Without a system capable of de-siloing customer information and smoothly managing access and identity across multiple silos, customers may find themselves asking this question again and again. The fact that a channel is completely digital does not act as an excuse to customer frustration. They will simply wonder “Who messed this system up so badly?”, once again associating their experience with the brand itself rather than the challenges of modern technology.

A 2020 report on digital customer experiences conducted by Microsoft found:

  • 90% of respondents indicated that customer service is important to their choice of and loyalty to a brand.
  • Nearly two-thirds (58%) of consumers will sever a relationship with a business due to poor customer service.
  • The majority of customers continue to use 3 to 5 channels to get their issues resolved.
  • A true omnichannel experience threads the customer profile and history across the channel landscape.
  • To create a positive customer experience, organizations must understand customer behaviors, preferences, and expectations.

Many modern businesses interpret that last point to mean they need customer personalization, which involves making educated guesses as to what a customer might want or need next using machine learning algorithms. However, an even more crucial point is remembering what a customer has already told you.

Being able to associate specific business lines or types of purchases with an account across siloed systems enables a business to cater specifically to what the customer comes to that business to find. On the backend, this means quickly aggregating all important transactions, business line accounts, or recent historical customer actions in one convenient view, both for the customer’s sake and to help any internal representatives to make targeted recommendations and offer better support.

From the customer standpoint, customer interactions can be made smoother by giving employees instant access to the most pertinent account information without having to force the customer to confirm key details or recount them one-by-one to an employee.
Both forms of identity unification—backend and front end—contribute to a seamless and positive customer service experience that achieves consistent quality across all channels.

CIAM Can Help Businesses Earn—and Keep—More Customers

CIAM-derived frustrations can be the proverbial nail in the coffin for a business relationship, new or long-standing. Consider that a report from American Express found that over half of U.S. consumers would back out of a transaction after a poor customer service experience. They will tell, on average, 15 other people about their poor experience.

Globally, according to the report, the most important factor in customer service was speed. That can encompass the speed of resolving a customer service issue but also the speed required to complete a simple transaction.
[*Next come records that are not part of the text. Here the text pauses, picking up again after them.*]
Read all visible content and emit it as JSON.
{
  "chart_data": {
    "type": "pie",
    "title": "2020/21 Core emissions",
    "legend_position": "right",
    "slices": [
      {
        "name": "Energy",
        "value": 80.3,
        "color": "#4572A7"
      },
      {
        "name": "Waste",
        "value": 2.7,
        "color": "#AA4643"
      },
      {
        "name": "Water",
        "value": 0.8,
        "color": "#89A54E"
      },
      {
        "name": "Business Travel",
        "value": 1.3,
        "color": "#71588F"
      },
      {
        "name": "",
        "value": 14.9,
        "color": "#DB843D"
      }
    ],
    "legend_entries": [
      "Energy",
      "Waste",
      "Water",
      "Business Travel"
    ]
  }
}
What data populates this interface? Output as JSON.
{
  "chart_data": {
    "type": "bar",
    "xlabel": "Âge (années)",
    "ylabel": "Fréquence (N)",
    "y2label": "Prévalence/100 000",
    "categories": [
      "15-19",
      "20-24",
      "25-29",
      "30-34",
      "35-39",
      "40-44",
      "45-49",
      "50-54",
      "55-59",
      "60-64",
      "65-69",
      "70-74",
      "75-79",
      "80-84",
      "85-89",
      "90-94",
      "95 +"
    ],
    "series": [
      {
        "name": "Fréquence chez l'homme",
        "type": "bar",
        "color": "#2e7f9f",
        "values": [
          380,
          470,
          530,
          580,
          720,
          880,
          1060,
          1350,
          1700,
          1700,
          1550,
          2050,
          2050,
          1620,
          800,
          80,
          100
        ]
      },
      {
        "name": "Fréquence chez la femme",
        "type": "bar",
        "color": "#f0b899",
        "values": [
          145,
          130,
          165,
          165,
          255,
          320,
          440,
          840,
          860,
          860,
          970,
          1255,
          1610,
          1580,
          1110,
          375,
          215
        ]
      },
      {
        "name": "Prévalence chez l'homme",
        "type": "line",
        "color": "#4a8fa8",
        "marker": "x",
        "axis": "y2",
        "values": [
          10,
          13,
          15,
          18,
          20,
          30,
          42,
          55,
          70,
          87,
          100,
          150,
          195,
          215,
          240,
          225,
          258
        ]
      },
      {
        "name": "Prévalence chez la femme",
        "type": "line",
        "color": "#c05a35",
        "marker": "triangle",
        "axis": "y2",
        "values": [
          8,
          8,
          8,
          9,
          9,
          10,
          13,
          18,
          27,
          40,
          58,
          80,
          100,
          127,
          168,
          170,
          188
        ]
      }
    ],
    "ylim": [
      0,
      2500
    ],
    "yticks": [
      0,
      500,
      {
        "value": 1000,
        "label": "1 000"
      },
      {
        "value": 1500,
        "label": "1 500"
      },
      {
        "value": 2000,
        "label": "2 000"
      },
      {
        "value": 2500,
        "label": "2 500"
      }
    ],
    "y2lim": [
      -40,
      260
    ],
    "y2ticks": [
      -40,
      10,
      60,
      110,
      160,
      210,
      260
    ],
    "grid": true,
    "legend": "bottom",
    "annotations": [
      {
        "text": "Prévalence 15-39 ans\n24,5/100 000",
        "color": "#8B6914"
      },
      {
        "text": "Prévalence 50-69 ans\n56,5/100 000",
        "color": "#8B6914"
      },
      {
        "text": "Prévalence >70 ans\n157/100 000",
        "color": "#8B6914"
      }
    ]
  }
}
Any delays in customer service or frustrations encountered during the experience will become more ammo against the brand in the minds of the customer.

Identity is, therefore, one of the key aspects of the customer journey to get right, especially as more business activities become folded into digital systems and experiences. The risk is that, with each new system comes new repositories of identity data. Organizations need a comprehensive way of recognizing a single distinct identity across these systems while sharing the needed information to provide a seamless omnichannel experience. If this data sits in silos, customers face redundant authentication requests, miscommunications between channels, and bumps along their journey that all encourage churn.

Customers have two simple demands: “Know who I am, and don’t waste my time.” By providing them with excellent service, enabled in large part through capable CIAM, you can fulfill and exceed these expectations. The bottom line is that customers don’t know what’s happening behind the scenes, nor should they have to wonder. All they want is for things to work!